7a. -- Tiles to be updated:
SELECT ID AS TILE_ID, ENV['DEPLOYMENT_ID'] AS DEPLOYMENT_ID, ENV['DEPLOYMENT_NAME'] AS NAME
FROM BP_TILE_EXECUTION
WHERE ENV['TRACE_CONTEXT']::text LIKE '%uber-trace-id%' AND STATUS IN ('SCHEDULED', 'IN_PROGRESS', 'WAITING', 'NOT_STARTED');
--> Update the tiles:
BEGIN;
UPDATE BP_TILE_EXECUTION
SET ENV['TRACE_CONTEXT'] = '"{\"traceId\":\"66ed579ea44c9710d4983c630c023780\",\"spanId\":\"c789ad6d4d5113b1\",\"trace\":\"66ed579ea44c9710d4983c630c023780\",\"traceparent\":\"00-66ed579ea44c9710d4983c630c023780-c789ad6d4d5113b1-00\"}"'
WHERE ID IN
(SELECT ID
FROM BP_TILE_EXECUTION
WHERE ENV['TRACE_CONTEXT']::text LIKE '%uber-trace-id%' AND STATUS IN ('SCHEDULED', 'IN_PROGRESS', 'WAITING', 'NOT_STARTED'));
If the figures for SELECT results and "UPDATE _" results do not agree, then we will rollback the transaction.

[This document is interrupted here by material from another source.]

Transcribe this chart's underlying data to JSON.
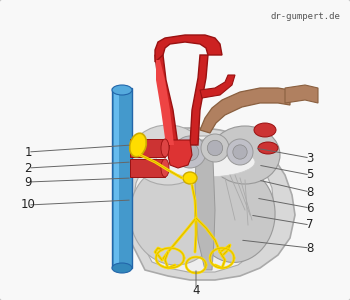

This will undo the UPDATE query, back to the keyword BEGIN. This is achieved by running: ROLLBACK;
Otherwise, if the figures do agree, then run the following command to commit the update transaction:
COMMIT;
7b. -- Tasks to be updated
SELECT ID AS TASK_ID , ENV['DEPLOYMENT_ID'] AS DEPLOYMENT_ID, ENV['DEPLOYMENT_NAME'] AS NAME
FROM BP_TASK_EXECUTION
WHERE FLOW_EXECUTION_ID IN
(SELECT ID FROM BP_FLOW_EXECUTION
WHERE ENV['TRACE_CONTEXT']::text LIKE '%uber-trace-id%'
AND STATUS IN ('SCHEDULED','WAITING','IN_PROGRESS'))
AND STATUS IN ('NOT_STARTED','SCHEDULED','IN_PROGRESS','WAITING');
--> Update the tasks
BEGIN;
UPDATE BP_TASK_EXECUTION
SET ENV['TRACE_CONTEXT'] = '"{\"traceId\":\"66ed579ea44c9710d4983c630c023780\",\"spanId\":\"c789ad6d4d5113b1\",\"trace\":\"66ed579ea44c9710d4983c630c023780\",\"traceparent\":\"00-66ed579ea44c9710d4983c630c023780-c789ad6d4d5113b1-00\"}"'
WHERE FLOW_EXECUTION_ID IN
(SELECT ID
FROM BP_FLOW_EXECUTION
WHERE ENV['TRACE_CONTEXT']::text LIKE '%uber-trace-id%'
AND STATUS IN ('SCHEDULED','WAITING','IN_PROGRESS'))
AND STATUS IN ('NOT_STARTED','SCHEDULED','IN_PROGRESS','WAITING');
If the figures for SELECT results and "UPDATE _" results do not agree, then we will rollback the transaction. This will undo the UPDATE query, back to the keyword BEGIN. This is achieved by running: ROLLBACK;
Otherwise, if the figures do agree, run the following command to commit the update transaction:
COMMIT;
7c. -- Flows to be updated
SELECT ID AS FLOW_ID, ENV['DEPLOYMENT_ID'] AS DEPLOYMENT_ID, ENV['DEPLOYMENT_NAME'] AS NAME
FROM BP_FLOW_EXECUTION
WHERE ENV['TRACE_CONTEXT']::text LIKE '%uber-trace-id%' AND STATUS IN ('SCHEDULED', 'WAITING', 'IN_PROGRESS');
--> Update the flows
BEGIN;
UPDATE BP_FLOW_EXECUTION
SET ENV['TRACE_CONTEXT'] = '"{\"traceId\":\"66ed579ea44c9710d4983c630c023780\",\"spanId\":\"c789ad6d4d5113b1\",\"trace\":\"66ed579ea44c9710d4983c630c023780\",\"traceparent\":\"00-66ed579ea44c9710d4983c630c023780-c789ad6d4d5113b1-00\"}"'
WHERE ID IN
(SELECT ID
FROM BP_FLOW_EXECUTION
WHERE ENV['TRACE_CONTEXT']::text LIKE '%uber-trace-id%' AND STATUS IN ('SCHEDULED', 'WAITING', 'IN_PROGRESS'));
If the figures for SELECT results and "UPDATE _" results do not agree, then we will rollback the transaction. This will undo the UPDATE query, back to the keyword BEGIN. This is achieved by running: ROLLBACK;
Otherwise, if the figures do agree, run the following command to commit the update transaction:
COMMIT;
8. Exit the database, with \q
or Ctrl+D
9. Restart the tango-blueprint-service-app pod.
For a 3-node cluster:
kubectl scale deployment -n prelude tango-blueprint-service-app --replicas=3
For a single-node system:
kubectl scale deployment -n prelude tango-blueprint-service-app --replicas=1
VMware Engineering are working on a permanent fix in code, so that upgraded systems will not be affected by in-progress or waiting deployments.